Naima's Published Titles

Thursday, September 1, 2011

What I Know About Kindle Singles

I hoped to get my Demontorium short stories into the Amazon marketplace as Kindle Singles. The Kindle Singles store is smaller than the Kindle universe. I'd have a chance to be more prominent right off the bat. Finding no info on the Kindle Direct Publishing (KDP) pages, I Googled. I reached  the January 26 Amazon Kindle Singles press release, a first-hand Singles submissions experience on ZdNet, a Facebook post on the subject from Steve Lewis, self-publishing guru and author of the Taleist blog, and the Submissions Guidelines right on Amazon's Singles bookstore page. First a word on what a Kindle Single is, as described in the press release:

"... each Kindle Single is intended to allow a single killer idea -- well researched, well argued and well illustrated -- to be expressed at its natural length. Available to both Kindle device and app users, and priced between $0.99 and $4.99, the first set of Kindle Singles include original reporting, essays, memoirs and fiction."

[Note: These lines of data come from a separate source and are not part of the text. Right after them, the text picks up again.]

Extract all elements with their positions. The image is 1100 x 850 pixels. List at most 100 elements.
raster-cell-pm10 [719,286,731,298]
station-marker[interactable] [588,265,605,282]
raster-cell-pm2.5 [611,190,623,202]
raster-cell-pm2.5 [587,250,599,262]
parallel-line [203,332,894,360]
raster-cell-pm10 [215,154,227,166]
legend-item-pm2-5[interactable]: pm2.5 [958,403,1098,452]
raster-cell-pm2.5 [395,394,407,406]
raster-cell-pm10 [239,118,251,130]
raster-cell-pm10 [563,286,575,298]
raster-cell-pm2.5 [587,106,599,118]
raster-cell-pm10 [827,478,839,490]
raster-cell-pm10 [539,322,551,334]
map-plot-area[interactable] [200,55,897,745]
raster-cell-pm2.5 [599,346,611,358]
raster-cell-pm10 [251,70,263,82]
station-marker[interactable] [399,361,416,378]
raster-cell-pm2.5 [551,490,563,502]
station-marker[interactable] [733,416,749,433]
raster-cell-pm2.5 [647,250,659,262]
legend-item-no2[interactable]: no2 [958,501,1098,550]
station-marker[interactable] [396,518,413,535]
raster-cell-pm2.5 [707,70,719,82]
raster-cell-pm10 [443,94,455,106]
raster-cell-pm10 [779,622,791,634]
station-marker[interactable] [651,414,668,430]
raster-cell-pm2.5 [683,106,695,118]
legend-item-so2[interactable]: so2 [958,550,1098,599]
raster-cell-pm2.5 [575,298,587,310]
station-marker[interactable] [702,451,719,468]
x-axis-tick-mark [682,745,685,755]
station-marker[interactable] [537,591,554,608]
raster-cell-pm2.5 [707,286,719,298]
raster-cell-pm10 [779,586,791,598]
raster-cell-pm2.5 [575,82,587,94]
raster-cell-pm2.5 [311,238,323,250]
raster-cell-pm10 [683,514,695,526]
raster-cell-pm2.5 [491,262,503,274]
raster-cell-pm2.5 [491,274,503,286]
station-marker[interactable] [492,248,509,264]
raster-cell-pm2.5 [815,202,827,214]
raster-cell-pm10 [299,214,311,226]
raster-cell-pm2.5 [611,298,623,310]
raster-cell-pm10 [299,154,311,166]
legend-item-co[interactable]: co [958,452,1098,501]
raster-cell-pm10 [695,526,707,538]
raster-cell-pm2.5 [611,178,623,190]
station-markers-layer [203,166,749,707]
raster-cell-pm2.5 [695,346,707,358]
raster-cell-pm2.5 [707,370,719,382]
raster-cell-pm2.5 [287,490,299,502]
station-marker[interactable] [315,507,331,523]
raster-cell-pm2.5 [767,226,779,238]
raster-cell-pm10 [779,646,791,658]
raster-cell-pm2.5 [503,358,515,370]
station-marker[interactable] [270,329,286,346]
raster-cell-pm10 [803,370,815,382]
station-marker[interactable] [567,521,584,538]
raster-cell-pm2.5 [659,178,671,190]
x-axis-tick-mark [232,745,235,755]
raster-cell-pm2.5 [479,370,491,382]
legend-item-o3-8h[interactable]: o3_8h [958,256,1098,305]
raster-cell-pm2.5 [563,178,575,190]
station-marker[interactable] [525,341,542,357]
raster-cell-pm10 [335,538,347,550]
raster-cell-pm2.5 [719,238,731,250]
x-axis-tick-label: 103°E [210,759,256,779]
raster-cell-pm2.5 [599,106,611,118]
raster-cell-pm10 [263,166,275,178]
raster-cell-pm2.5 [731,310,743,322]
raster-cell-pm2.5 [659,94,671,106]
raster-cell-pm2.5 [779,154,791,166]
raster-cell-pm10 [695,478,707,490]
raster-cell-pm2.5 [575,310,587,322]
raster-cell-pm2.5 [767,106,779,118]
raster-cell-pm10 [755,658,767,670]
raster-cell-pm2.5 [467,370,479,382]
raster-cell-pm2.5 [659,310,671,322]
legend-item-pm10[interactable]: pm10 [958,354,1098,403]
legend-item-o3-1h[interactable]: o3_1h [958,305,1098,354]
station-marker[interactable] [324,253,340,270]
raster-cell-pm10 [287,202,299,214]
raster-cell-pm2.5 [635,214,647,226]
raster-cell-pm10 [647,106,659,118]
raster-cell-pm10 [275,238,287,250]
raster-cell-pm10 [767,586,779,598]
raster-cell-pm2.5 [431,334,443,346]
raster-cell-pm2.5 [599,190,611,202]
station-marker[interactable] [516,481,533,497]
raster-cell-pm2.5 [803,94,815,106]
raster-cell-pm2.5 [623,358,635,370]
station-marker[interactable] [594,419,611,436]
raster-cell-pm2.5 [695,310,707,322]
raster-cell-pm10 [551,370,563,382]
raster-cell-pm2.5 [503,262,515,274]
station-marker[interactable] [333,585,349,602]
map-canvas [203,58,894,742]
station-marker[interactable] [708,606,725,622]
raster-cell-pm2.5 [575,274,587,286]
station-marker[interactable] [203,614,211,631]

Here's what else I learned:

  • Amazon's editors review your manuscript submission, just like a traditional publisher would. It's not a direct publishing option.
  • The permitted word count is 5,000 - 30,000 words. This leaves my short stories out. My longest, The Entrepreneur, is just over 3,000 words.
  • If accepted, your Kindle Single royalty can earn you 70%, even at a price point below $2.99. This is different from the KDP experience, where a price point below $2.99 rates a 35% royalty.
This is a good opportunity for writers, especially journalists who long to expand a topic beyond the amount of space usually alotted for their work. I say this because I believe readers look specifically for fiction they can read in the pockets of downtime available -- on a train commute, for instance.  However, authors on the KDP Community forum have expressed some confusion and frustration with the Singles process regarding such things as 1) longer than expected wait times for news of acceptance/rejection and 2) the perceived quality of accepted and published Singles. It seems Amazon is working itself into a space previously monopolized by traditional print publishers and the receiving end feels pretty much the same to authors.

I hope you can take this info farther than I can. The 5,000 word minimum rules me out, so for now, as we say in the South (US), "I don't have a dog in the race".